Endapan alami lahar hujan
Gambar disebelah kanan ini memperlihatkan lokasi-lokasi endapan lahar hujan yang dikumpulkan oleh JICA (Japan Corporation Agency, 1980). Distribusi atau penyebaran lahar hujan ini terjadi secara alami tanpa usaha manusia untuk menahan atau mengaturnya. Secara tehnis material yg diangkut air ini akan mengendap apabila laju alirannya melemah atau kecepatan airnya berkurang. Laju (kecepatan) aliran ini tergantung pada sudut kemiringan lereng. ketika kemiringan lereng masih tinggi maka disitu lajunya kencang, dan material ukuran besar lebih mudah terendapkan. Tentusaja laju yang kencang ini juga memiliki daya merusak lebih besar juga. Walaupun kita endapkan diatas bukan berarti selesei tugasnya. Tetapi secara praktis itulah cara paling aman (untuk saat ini) dalam menyelamatkan atau dalam mengurangi dampak yang lebih besar. Dongengan bagaimana dan dimana endapan piroklastik serta lahar diendapkan sebenernya bisa didekati dengan ilmu fisika dasar. Gaya yang bekerja disini gaya gravitasi.

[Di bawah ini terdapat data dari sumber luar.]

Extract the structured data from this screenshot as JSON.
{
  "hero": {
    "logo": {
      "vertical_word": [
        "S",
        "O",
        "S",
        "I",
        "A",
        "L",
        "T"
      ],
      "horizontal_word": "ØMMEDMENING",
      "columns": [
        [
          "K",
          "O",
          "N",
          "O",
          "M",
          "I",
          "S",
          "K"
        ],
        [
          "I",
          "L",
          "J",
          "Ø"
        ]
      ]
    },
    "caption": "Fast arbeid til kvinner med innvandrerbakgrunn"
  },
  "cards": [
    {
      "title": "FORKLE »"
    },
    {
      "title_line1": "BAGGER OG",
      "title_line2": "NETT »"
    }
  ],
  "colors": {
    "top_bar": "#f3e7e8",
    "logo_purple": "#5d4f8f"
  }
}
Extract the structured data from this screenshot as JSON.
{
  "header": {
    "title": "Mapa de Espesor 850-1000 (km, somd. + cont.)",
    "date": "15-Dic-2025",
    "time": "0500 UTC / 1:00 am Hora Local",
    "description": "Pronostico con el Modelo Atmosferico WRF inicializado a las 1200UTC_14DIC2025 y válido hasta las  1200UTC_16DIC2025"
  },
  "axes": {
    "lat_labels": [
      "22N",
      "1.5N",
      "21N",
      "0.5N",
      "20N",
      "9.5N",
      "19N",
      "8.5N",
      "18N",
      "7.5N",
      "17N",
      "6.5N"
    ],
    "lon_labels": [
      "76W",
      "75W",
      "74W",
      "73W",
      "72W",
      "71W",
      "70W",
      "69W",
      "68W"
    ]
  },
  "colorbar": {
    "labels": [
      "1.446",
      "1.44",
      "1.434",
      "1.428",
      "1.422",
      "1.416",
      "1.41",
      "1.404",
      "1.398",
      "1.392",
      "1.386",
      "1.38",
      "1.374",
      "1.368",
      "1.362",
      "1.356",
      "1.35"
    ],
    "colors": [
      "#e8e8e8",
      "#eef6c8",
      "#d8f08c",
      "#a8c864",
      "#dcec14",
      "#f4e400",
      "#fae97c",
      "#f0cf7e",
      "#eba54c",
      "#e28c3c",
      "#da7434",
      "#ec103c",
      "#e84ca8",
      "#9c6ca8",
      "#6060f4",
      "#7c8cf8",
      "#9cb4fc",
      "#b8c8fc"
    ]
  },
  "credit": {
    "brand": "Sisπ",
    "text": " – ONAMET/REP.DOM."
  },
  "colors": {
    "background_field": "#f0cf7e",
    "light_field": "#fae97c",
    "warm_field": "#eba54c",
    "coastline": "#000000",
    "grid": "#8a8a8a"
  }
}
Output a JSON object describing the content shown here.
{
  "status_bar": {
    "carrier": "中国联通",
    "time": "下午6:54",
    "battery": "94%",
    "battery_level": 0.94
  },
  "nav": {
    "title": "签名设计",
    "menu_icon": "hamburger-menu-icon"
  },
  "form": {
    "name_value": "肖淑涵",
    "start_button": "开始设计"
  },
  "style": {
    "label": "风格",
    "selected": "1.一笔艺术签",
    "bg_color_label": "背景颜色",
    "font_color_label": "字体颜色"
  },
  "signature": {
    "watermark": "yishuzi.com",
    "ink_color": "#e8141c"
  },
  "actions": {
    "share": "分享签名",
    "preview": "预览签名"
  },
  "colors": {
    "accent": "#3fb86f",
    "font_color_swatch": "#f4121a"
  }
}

Sehingga elevasi merupakan potensi energi. Kalau benda (sedimen) masih berada di elevasi tinggi, maka energi potensialnya juga tinggi. Artinya mengendapkan di daerah elevasi tinggi sebenarnya “menyimpan” atau menumpuk energi yang suatu saat juga harus turun kebawah. Kalau tumpukan diatas ini tidak stabil juga akan berbahaya bila terjadi longsoran.
Secara teori energinya habis (potensinya paling kecil) ketika sedimen berada pada elevasi terrendah.
Sabo merupakan salah satu usaha manusia dalam mengontrol dimana lahar ini akan diendapkan.
Dugaan SABO membelokkan awanpanas pernah saya dengar tetapi ketika
melihat kenyataan dilapangan, dapat kita lihat bahwa bendungan SABO ini
terlalu “kecil” kemampuan mempengaruhiarah luncuran awanpanas. (lihat
gambar paling atas).
Kalau melihat kecepatan lucuran serta jumlah material yang mengalir,
perkiraan yg pernah saya dengan dari kawan di PVMBG bendungan SABO ini
penuh dalam waktu sekitar 9 detik. Artinya menghilangkan bendungan ini
hanya mampu menyelamatkan dusun Kinahrejo selama 9 detik saja.
Mengapa Sabo diperlukan ?
Lahar hujan selain memiliki daya rusak ketika mengalir, juga memiliki bahaya terendapkan pada daerah yang memiliki nilai ekonomis, misalnya: pemukiman-perumahan, jalan raya dan kereta api, airport, pabrik, mall, toko dll.
Seandainya lahar ini tidak dijaga maka
dapat kita lihat bagaimana potensi daerah-daerah landai di Merapi ini
sangat terancam. Salah satu cara atau metode moderen adalah dengan
membuat SABO untuk menahan sementara supaya endapan tetap berada diatas.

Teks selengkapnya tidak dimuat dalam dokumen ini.